Although if one were to overfeed on just protein alone then it should not contribute lead to any significant amount of fat gain, assuming you were eating protein with minimal fat. Excess protein will be converted to glucose, via gluconeogenesis, and the conversion of glucose to fat is not an effecient process in the body (de novo lipogenesis).



I just wanted to point out that you did not initially qaulify your statement with "short term".

What you said was the overfeeding by protein alone would not result in any "significant" gain in bodyfat. No time qualifier.

That was what I disagreed with.

In any event the studies referenced were interesting and I learned something.

bradley
10-05-2003, 11:43 AM
Originally posted by chris mason




I just wanted to point out that you did not initially qaulify your statement with "short term".

What you said was the overfeeding by protein alone would not result in any "significant" gain in bodyfat. No time qualifier.

That was what I disagreed with.

In any event the studies referenced were interesting and I learned something.

I should have made that clear from the beginning, although I did state it in another post.:)
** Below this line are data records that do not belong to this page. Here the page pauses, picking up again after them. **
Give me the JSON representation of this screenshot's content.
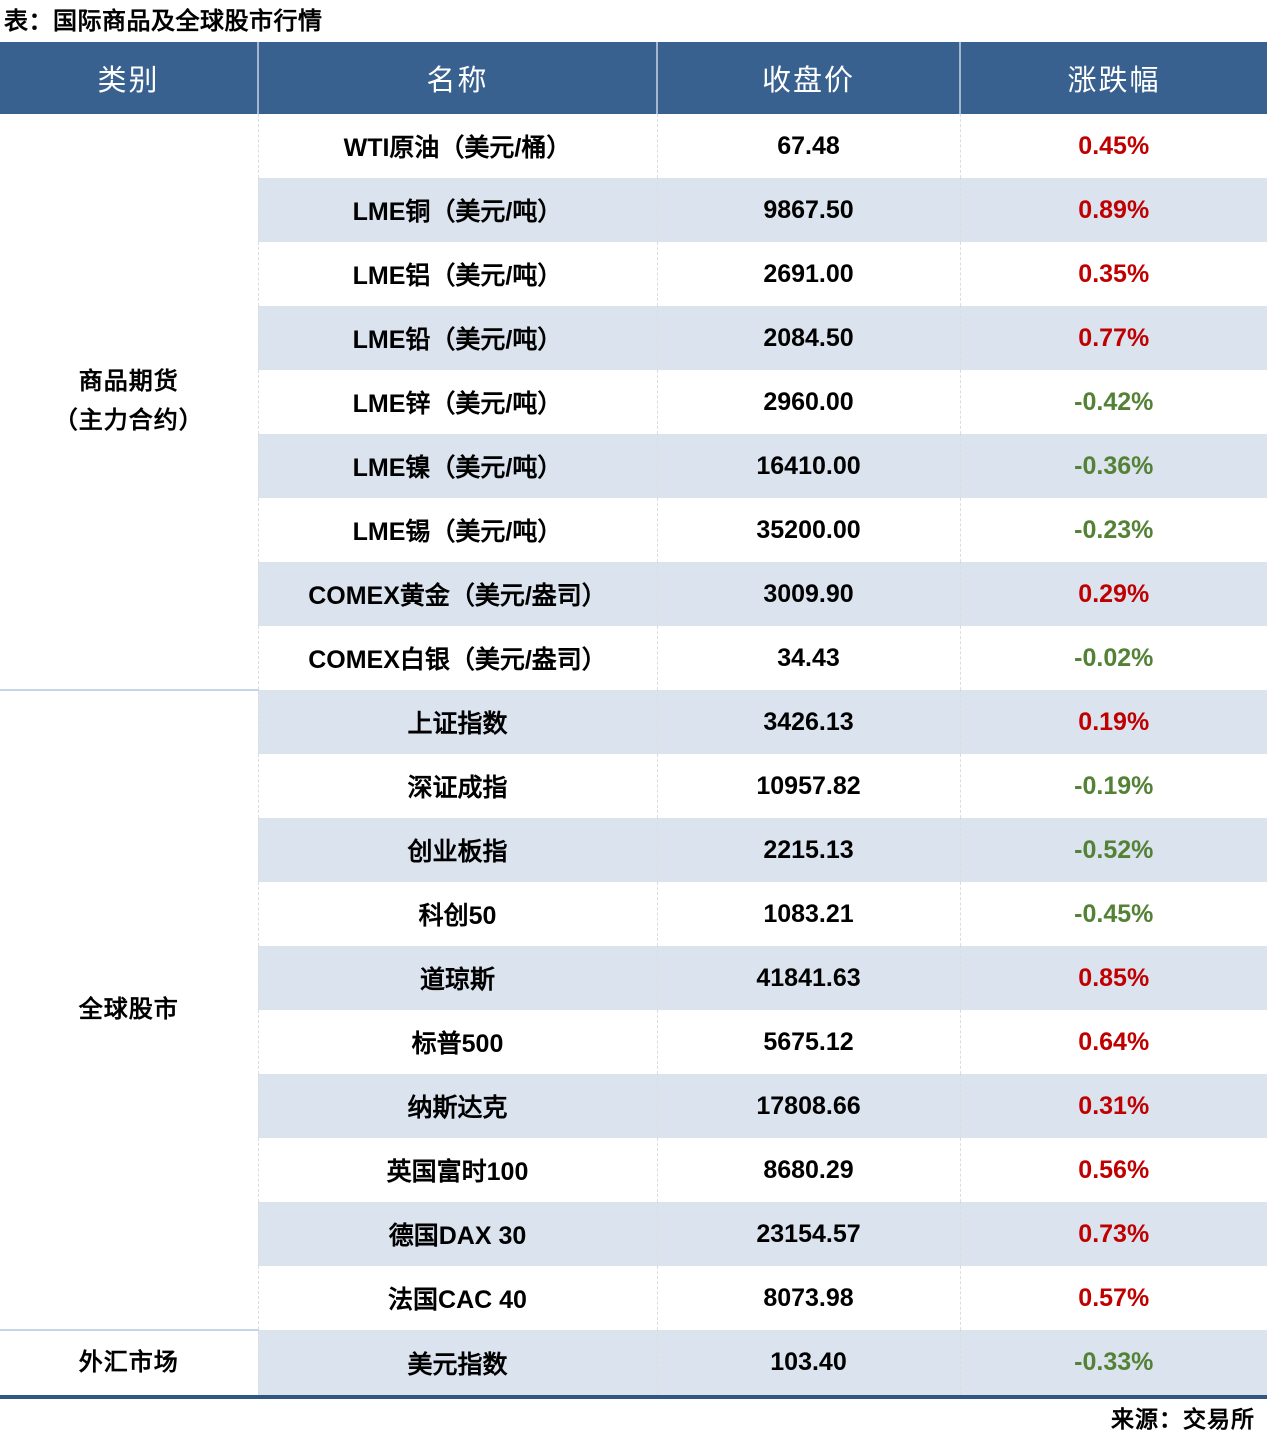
{
  "title": "表：国际商品及全球股市行情",
  "source": "来源：交易所",
  "colors": {
    "header_bg": "#38618F",
    "header_text": "#FFFFFF",
    "stripe": "#DBE3EE",
    "up": "#C00000",
    "down": "#538135",
    "bottom_border": "#2F577F",
    "section_divider": "#C5D6E8"
  },
  "chart_data": {
    "type": "table",
    "title": "表：国际商品及全球股市行情",
    "source": "来源：交易所",
    "columns": [
      "类别",
      "名称",
      "收盘价",
      "涨跌幅"
    ],
    "legend_note": "up = red (#C00000), down = green (#538135)",
    "sections": [
      {
        "category": "商品期货（主力合约）",
        "category_lines": [
          "商品期货",
          "（主力合约）"
        ],
        "rows": [
          {
            "name": "WTI原油（美元/桶）",
            "close": "67.48",
            "change": "0.45%",
            "direction": "up"
          },
          {
            "name": "LME铜（美元/吨）",
            "close": "9867.50",
            "change": "0.89%",
            "direction": "up"
          },
          {
            "name": "LME铝（美元/吨）",
            "close": "2691.00",
            "change": "0.35%",
            "direction": "up"
          },
          {
            "name": "LME铅（美元/吨）",
            "close": "2084.50",
            "change": "0.77%",
            "direction": "up"
          },
          {
            "name": "LME锌（美元/吨）",
            "close": "2960.00",
            "change": "-0.42%",
            "direction": "down"
          },
          {
            "name": "LME镍（美元/吨）",
            "close": "16410.00",
            "change": "-0.36%",
            "direction": "down"
          },
          {
            "name": "LME锡（美元/吨）",
            "close": "35200.00",
            "change": "-0.23%",
            "direction": "down"
          },
          {
            "name": "COMEX黄金（美元/盎司）",
            "close": "3009.90",
            "change": "0.29%",
            "direction": "up"
          },
          {
            "name": "COMEX白银（美元/盎司）",
            "close": "34.43",
            "change": "-0.02%",
            "direction": "down"
          }
        ]
      },
      {
        "category": "全球股市",
        "category_lines": [
          "全球股市"
        ],
        "rows": [
          {
            "name": "上证指数",
            "close": "3426.13",
            "change": "0.19%",
            "direction": "up"
          },
          {
            "name": "深证成指",
            "close": "10957.82",
            "change": "-0.19%",
            "direction": "down"
          },
          {
            "name": "创业板指",
            "close": "2215.13",
            "change": "-0.52%",
            "direction": "down"
          },
          {
            "name": "科创50",
            "close": "1083.21",
            "change": "-0.45%",
            "direction": "down"
          },
          {
            "name": "道琼斯",
            "close": "41841.63",
            "change": "0.85%",
            "direction": "up"
          },
          {
            "name": "标普500",
            "close": "5675.12",
            "change": "0.64%",
            "direction": "up"
          },
          {
            "name": "纳斯达克",
            "close": "17808.66",
            "change": "0.31%",
            "direction": "up"
          },
          {
            "name": "英国富时100",
            "close": "8680.29",
            "change": "0.56%",
            "direction": "up"
          },
          {
            "name": "德国DAX 30",
            "close": "23154.57",
            "change": "0.73%",
            "direction": "up"
          },
          {
            "name": "法国CAC 40",
            "close": "8073.98",
            "change": "0.57%",
            "direction": "up"
          }
        ]
      },
      {
        "category": "外汇市场",
        "category_lines": [
          "外汇市场"
        ],
        "rows": [
          {
            "name": "美元指数",
            "close": "103.40",
            "change": "-0.33%",
            "direction": "down"
          }
        ]
      }
    ]
  }
}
Originally posted by bradley
Excess protein will be converted to glucose, and the glucose will then be used for immediate energy or stored as glycogen and/or fat. My point is that the conversion of glucose to fat is not likely to contribute to fat gain, in the short term anyway.

AJ_11
10-05-2003, 04:08 PM
The obesity epidemic in America can be attributed to numerous factors, and one will increase overall bf levels if they overeat day in and day out, regardless of where the calories are coming from.

The increased consumption of calories (high fructose corn syrup, processed foods, etc.) and the reduced activity level are a couple of the factors associated with the obesity epidemic in America.



If we are talking about the Americian diet it is all the refined foods and high suger intake that is making them fat. Typically the Americian diet is not that high in protein at all, it is mainly Simple Carbs & Fat. Go to any Fast Food resturaunt, you will not find anything any High Calorie meal containing a significant amt. of protein.




Remember also that even though new fat isn't being created, less fat is being burned.



Overeating any Macronutrient will stall fat loss, but it takes less carbs, and fat to promote Fat gain. As soon as you get a insulin response fat burning comes to a halt. It takes more protein, to create such a response and stop fat burning then fat storage.

All I am saying that Carbs (although have some metabolic benefits, like bradley stated w/ Leptin levels) and Fat overeating will cause more fat storage in a calorie to calorie comparison. Protein also makes you fuller, where as you are more likely to stuff your self silly before any fat storing takes affect.